And more than two-thirds of Americans are very confident that they file their taxes correctly each year
Taxes may be as inevitable as death, but for younger American taxpayers, that’s not necessarily a bad thing. According to new data from YouGov Omnibus, most millennials enjoy filing their taxes.
While only 34% of the American public say they enjoy filing their taxes, either “somewhat” or “a lot,” that number rises to 52% for those between the ages of 18 and 34. And these millennials likely didn’t learn this from their elders, as only 21% of Americans over the age of 55 feel the same. In contrast, 43% of the 55-and-over crowd say they don’t enjoy filing taxes at all, while another 33% say they don’t enjoy it very much.
Even in the digital age, 7% of American taxpayers say they file their taxes on paper and mail them in. Americans over the age of 55 are most likely to say they do their taxes through an accountant, while 18- to 34-year-olds are the group most likely to use free tax software and free fillable forms on the IRS’s website.

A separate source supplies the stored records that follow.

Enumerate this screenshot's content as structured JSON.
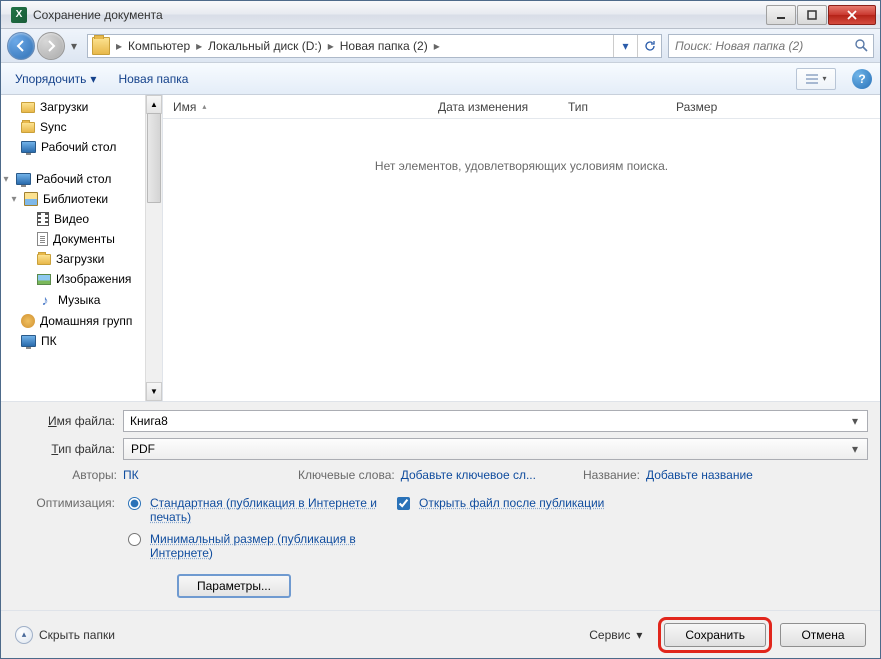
{
  "title": "Сохранение документа",
  "bg_app_title": "Microsoft Excel",
  "breadcrumb": {
    "parts": [
      "Компьютер",
      "Локальный диск (D:)",
      "Новая папка (2)"
    ]
  },
  "search": {
    "placeholder": "Поиск: Новая папка (2)"
  },
  "toolbar": {
    "organize": "Упорядочить",
    "newfolder": "Новая папка"
  },
  "tree": {
    "items1": [
      {
        "label": "Загрузки",
        "icon": "downloads"
      },
      {
        "label": "Sync",
        "icon": "folder"
      },
      {
        "label": "Рабочий стол",
        "icon": "monitor"
      }
    ],
    "desktop": "Рабочий стол",
    "libs": "Библиотеки",
    "libitems": [
      {
        "label": "Видео",
        "icon": "video"
      },
      {
        "label": "Документы",
        "icon": "doc"
      },
      {
        "label": "Загрузки",
        "icon": "folder"
      },
      {
        "label": "Изображения",
        "icon": "img"
      },
      {
        "label": "Музыка",
        "icon": "music"
      }
    ],
    "homegroup": "Домашняя групп",
    "pc": "ПК"
  },
  "columns": {
    "name": "Имя",
    "date": "Дата изменения",
    "type": "Тип",
    "size": "Размер"
  },
  "empty_text": "Нет элементов, удовлетворяющих условиям поиска.",
  "fields": {
    "filename_label": "Имя файла:",
    "filename_value": "Книга8",
    "filetype_label": "Тип файла:",
    "filetype_value": "PDF"
  },
  "meta": {
    "authors_label": "Авторы:",
    "authors_value": "ПК",
    "keywords_label": "Ключевые слова:",
    "keywords_value": "Добавьте ключевое сл...",
    "title_label": "Название:",
    "title_value": "Добавьте название"
  },
  "optimization": {
    "label": "Оптимизация:",
    "opt1": "Стандартная (публикация в Интернете и печать)",
    "opt2": "Минимальный размер (публикация в Интернете)",
    "open_after": "Открыть файл после публикации",
    "params": "Параметры..."
  },
  "footer": {
    "hide": "Скрыть папки",
    "service": "Сервис",
    "save": "Сохранить",
    "cancel": "Отмена"
  }
}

While taxes aren’t due until mid-April, the most common time to file tax returns is February, with 41% of Americans filing then. Millennials are more likely than older Americans to file in January, while those 55 and over are more likely to file in March or April.
If given the choice between the two, most Americans would prefer simple tax forms with fewer options for deductions over complex tax forms with more options for deductions. One group more equally split on the issue is parents of children under the age of 18: 46% favor simple forms, while 42% prefer more deductions.
Even though they may want simpler tax filing, more than two-thirds of Americans (68%) say they’re “very confident” that they file their taxes correctly every year. Four-fifths (80%) of those over 55 say this, compared to only 52% of 18- to 34-year-olds.